Of course, Microsoft has gone through a lot of change. Recently we had multi-day engineering sessions together with Microsoft. We work very, very closely with Microsoft. It’s a key customer for us. It’s a very important relationship for us. We feel quite proud of what we have done for the Windows ecosystem in terms of our apps.

Three years from now, where would you like the Here business to be?

Halbherr:  The idea is to create an incredible location cloud business. There’s a retail cloud, which is Amazon. There’s a social cloud, which is Facebook. And you have what we want to be, which is the location cloud. It’s the map for the 21st century. We want to build the map for the real digital age.

Today most of the maps are a digital version of an analog business.
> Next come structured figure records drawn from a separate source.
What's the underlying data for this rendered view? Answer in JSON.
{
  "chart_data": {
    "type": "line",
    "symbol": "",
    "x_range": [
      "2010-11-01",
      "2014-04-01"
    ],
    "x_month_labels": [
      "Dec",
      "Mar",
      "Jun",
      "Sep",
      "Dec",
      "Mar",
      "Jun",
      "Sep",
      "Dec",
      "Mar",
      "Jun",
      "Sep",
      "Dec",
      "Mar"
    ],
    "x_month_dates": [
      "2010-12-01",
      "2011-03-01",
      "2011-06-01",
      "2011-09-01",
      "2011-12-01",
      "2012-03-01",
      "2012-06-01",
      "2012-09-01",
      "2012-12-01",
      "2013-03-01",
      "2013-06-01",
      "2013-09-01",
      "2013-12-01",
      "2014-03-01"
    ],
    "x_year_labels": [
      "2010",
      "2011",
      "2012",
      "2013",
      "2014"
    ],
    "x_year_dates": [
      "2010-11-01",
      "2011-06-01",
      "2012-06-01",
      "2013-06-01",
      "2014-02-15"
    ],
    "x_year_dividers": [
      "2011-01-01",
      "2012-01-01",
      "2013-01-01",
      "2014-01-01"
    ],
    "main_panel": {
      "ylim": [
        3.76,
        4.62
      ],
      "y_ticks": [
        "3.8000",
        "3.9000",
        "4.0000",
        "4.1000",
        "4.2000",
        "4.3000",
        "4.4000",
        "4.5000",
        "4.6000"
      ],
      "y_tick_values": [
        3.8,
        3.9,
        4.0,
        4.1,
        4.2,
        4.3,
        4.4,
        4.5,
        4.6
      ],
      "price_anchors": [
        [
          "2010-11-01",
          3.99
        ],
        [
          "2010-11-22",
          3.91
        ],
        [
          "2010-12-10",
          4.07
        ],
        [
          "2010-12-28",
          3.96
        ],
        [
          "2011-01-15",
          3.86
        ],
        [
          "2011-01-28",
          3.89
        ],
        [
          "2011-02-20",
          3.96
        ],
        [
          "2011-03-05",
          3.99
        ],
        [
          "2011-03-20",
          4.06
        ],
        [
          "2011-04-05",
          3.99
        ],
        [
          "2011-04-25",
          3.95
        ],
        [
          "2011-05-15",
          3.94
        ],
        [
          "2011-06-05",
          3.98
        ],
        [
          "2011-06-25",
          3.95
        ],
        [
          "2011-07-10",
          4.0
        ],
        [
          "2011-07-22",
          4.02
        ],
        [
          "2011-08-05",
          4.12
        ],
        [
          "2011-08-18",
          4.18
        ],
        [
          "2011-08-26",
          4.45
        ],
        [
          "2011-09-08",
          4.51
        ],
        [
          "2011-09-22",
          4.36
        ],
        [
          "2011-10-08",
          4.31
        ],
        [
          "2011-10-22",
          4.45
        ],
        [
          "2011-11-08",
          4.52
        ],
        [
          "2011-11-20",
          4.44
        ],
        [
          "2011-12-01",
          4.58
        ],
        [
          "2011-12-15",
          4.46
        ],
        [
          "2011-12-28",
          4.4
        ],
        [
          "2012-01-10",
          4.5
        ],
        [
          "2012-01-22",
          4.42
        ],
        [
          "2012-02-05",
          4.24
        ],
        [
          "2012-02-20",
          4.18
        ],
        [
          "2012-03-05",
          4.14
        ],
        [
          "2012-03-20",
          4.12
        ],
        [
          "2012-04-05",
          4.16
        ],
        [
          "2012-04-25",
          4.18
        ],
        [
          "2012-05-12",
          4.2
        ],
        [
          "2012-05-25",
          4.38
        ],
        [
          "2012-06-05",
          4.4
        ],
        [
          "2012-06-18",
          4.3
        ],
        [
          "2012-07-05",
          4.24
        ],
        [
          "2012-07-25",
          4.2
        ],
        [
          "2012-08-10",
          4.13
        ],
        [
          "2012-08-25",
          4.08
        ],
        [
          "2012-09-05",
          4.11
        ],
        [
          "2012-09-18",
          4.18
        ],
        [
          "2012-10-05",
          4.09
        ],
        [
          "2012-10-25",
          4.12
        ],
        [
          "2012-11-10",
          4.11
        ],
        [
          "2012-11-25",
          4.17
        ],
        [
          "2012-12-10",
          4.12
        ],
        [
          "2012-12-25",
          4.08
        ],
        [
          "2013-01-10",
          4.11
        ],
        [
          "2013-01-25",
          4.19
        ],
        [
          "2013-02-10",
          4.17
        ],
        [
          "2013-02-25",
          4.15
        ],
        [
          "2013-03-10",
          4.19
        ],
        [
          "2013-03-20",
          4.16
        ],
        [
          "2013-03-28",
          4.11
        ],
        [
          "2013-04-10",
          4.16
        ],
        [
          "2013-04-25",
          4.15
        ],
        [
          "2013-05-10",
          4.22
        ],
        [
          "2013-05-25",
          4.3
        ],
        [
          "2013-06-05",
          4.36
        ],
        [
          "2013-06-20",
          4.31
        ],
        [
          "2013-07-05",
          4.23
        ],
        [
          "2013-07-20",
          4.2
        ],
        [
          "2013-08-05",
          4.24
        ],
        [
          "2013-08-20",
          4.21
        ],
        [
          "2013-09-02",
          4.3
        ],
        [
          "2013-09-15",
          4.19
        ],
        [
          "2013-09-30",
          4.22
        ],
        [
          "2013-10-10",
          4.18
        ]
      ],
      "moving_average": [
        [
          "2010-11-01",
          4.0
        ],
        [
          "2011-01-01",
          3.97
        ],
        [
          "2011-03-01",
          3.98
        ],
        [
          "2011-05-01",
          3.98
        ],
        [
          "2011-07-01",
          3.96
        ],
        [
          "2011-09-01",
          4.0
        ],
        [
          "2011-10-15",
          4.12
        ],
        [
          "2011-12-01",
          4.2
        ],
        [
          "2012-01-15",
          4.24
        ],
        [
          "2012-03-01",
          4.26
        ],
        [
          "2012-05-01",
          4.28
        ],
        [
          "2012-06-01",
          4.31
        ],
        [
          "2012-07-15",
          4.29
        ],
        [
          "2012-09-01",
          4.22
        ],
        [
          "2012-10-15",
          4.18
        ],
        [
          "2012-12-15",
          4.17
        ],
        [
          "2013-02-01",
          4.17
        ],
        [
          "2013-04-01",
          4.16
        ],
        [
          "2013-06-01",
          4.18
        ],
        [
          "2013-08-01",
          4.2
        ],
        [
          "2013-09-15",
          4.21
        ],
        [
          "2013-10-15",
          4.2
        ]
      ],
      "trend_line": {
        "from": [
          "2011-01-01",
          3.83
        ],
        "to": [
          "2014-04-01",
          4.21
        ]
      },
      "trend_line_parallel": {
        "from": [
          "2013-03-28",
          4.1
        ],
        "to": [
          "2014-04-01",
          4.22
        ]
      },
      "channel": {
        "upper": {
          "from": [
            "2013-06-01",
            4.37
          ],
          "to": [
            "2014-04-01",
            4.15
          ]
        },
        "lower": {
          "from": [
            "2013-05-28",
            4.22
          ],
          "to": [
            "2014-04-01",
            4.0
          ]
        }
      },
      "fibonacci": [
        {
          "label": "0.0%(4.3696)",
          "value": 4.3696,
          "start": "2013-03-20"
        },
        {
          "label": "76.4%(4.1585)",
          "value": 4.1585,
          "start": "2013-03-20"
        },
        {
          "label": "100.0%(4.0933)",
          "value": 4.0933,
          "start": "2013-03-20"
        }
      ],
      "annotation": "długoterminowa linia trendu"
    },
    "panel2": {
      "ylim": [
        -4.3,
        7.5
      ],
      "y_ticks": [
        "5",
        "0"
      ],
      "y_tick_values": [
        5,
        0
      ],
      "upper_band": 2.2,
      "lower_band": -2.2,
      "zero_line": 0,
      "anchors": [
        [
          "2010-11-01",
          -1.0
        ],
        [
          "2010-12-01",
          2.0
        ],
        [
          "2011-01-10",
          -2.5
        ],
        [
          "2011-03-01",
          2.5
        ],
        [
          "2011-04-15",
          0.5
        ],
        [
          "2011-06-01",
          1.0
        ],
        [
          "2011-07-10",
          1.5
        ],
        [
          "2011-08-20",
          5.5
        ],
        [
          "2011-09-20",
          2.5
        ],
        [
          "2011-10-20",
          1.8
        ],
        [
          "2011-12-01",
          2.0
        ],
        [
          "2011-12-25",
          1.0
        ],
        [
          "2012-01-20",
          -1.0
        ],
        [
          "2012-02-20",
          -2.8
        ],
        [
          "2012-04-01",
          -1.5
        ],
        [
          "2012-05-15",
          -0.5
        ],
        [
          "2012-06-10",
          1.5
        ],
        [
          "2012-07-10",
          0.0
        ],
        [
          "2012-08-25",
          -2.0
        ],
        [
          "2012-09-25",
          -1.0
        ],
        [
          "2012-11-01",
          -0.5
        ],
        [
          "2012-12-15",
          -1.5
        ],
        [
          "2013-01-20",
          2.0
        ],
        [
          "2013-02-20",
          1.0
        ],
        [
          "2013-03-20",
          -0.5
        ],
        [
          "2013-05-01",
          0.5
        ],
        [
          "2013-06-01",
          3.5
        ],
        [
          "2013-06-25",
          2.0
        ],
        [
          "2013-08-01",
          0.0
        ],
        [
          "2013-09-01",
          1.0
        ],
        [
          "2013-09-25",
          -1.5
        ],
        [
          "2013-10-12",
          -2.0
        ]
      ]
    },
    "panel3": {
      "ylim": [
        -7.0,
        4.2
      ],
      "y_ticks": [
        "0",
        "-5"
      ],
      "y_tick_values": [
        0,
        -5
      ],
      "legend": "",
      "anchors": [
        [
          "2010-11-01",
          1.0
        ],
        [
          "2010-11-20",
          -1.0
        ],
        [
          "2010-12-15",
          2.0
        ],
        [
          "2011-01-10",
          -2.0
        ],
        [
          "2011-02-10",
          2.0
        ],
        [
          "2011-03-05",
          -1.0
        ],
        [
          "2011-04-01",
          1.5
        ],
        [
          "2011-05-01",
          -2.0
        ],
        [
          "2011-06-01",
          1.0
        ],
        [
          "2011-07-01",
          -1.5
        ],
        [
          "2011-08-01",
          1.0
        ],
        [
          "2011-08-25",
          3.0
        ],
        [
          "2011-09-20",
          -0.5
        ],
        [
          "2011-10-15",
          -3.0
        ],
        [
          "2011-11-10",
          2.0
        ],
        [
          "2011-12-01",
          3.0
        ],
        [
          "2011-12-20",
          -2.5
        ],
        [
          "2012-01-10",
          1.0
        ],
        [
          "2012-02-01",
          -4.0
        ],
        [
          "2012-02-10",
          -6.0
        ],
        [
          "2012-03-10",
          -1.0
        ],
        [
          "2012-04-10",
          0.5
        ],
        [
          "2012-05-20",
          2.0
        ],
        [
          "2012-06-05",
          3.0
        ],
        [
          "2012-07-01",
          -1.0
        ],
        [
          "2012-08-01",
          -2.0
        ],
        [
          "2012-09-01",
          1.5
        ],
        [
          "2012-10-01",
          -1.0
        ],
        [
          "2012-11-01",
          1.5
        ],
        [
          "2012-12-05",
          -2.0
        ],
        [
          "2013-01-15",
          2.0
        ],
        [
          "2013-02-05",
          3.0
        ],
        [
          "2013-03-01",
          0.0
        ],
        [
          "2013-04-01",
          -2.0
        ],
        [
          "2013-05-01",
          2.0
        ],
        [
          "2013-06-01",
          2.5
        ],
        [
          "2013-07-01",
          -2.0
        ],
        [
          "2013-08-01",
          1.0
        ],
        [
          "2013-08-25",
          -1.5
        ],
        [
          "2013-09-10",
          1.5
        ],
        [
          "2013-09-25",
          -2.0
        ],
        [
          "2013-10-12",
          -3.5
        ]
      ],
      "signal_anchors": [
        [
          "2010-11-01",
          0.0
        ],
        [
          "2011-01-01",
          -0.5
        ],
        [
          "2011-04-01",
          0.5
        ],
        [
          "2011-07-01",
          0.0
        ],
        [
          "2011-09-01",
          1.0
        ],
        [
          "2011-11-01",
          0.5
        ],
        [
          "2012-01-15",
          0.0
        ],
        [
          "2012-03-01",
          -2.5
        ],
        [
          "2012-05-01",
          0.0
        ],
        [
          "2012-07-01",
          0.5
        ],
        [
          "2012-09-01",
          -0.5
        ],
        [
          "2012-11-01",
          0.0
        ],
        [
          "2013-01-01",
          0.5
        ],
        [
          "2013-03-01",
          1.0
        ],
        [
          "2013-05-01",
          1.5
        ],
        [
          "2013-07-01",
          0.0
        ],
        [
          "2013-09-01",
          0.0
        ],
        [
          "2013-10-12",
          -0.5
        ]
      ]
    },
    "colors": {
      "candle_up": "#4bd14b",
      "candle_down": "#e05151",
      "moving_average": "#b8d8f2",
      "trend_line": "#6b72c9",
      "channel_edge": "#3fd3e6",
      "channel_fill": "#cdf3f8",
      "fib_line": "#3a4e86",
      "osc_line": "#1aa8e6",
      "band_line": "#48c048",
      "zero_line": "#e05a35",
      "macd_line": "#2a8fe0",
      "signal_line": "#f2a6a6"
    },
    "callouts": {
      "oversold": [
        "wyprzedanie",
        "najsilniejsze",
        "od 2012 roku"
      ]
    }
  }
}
The future is to build that location cloud, which is about location intelligence, understanding behavior, understanding places and routes and venues, and becoming predictive.

The automotive space is a very big anchor for us. What people want is an intelligent car. That’s a very important anchor for us. I personally do not believe that people will run car telematics through a phone. Cars will be connected.

In the consumer market, we want to become a modern location-cloud mapping supplier to the major Internet platforms. Microsoft is a platform, Amazon is a platform, and there are more out there that we want to work with. The only platform we obviously don’t work with is Google, which has its own maps.

We will also launch our own consumer services. You will see us go on iOS and Android. Really moving up the stack. We want to be known as the location cloud also from a consumer perspective, the way Spotify is known for music. We want to work everywhere.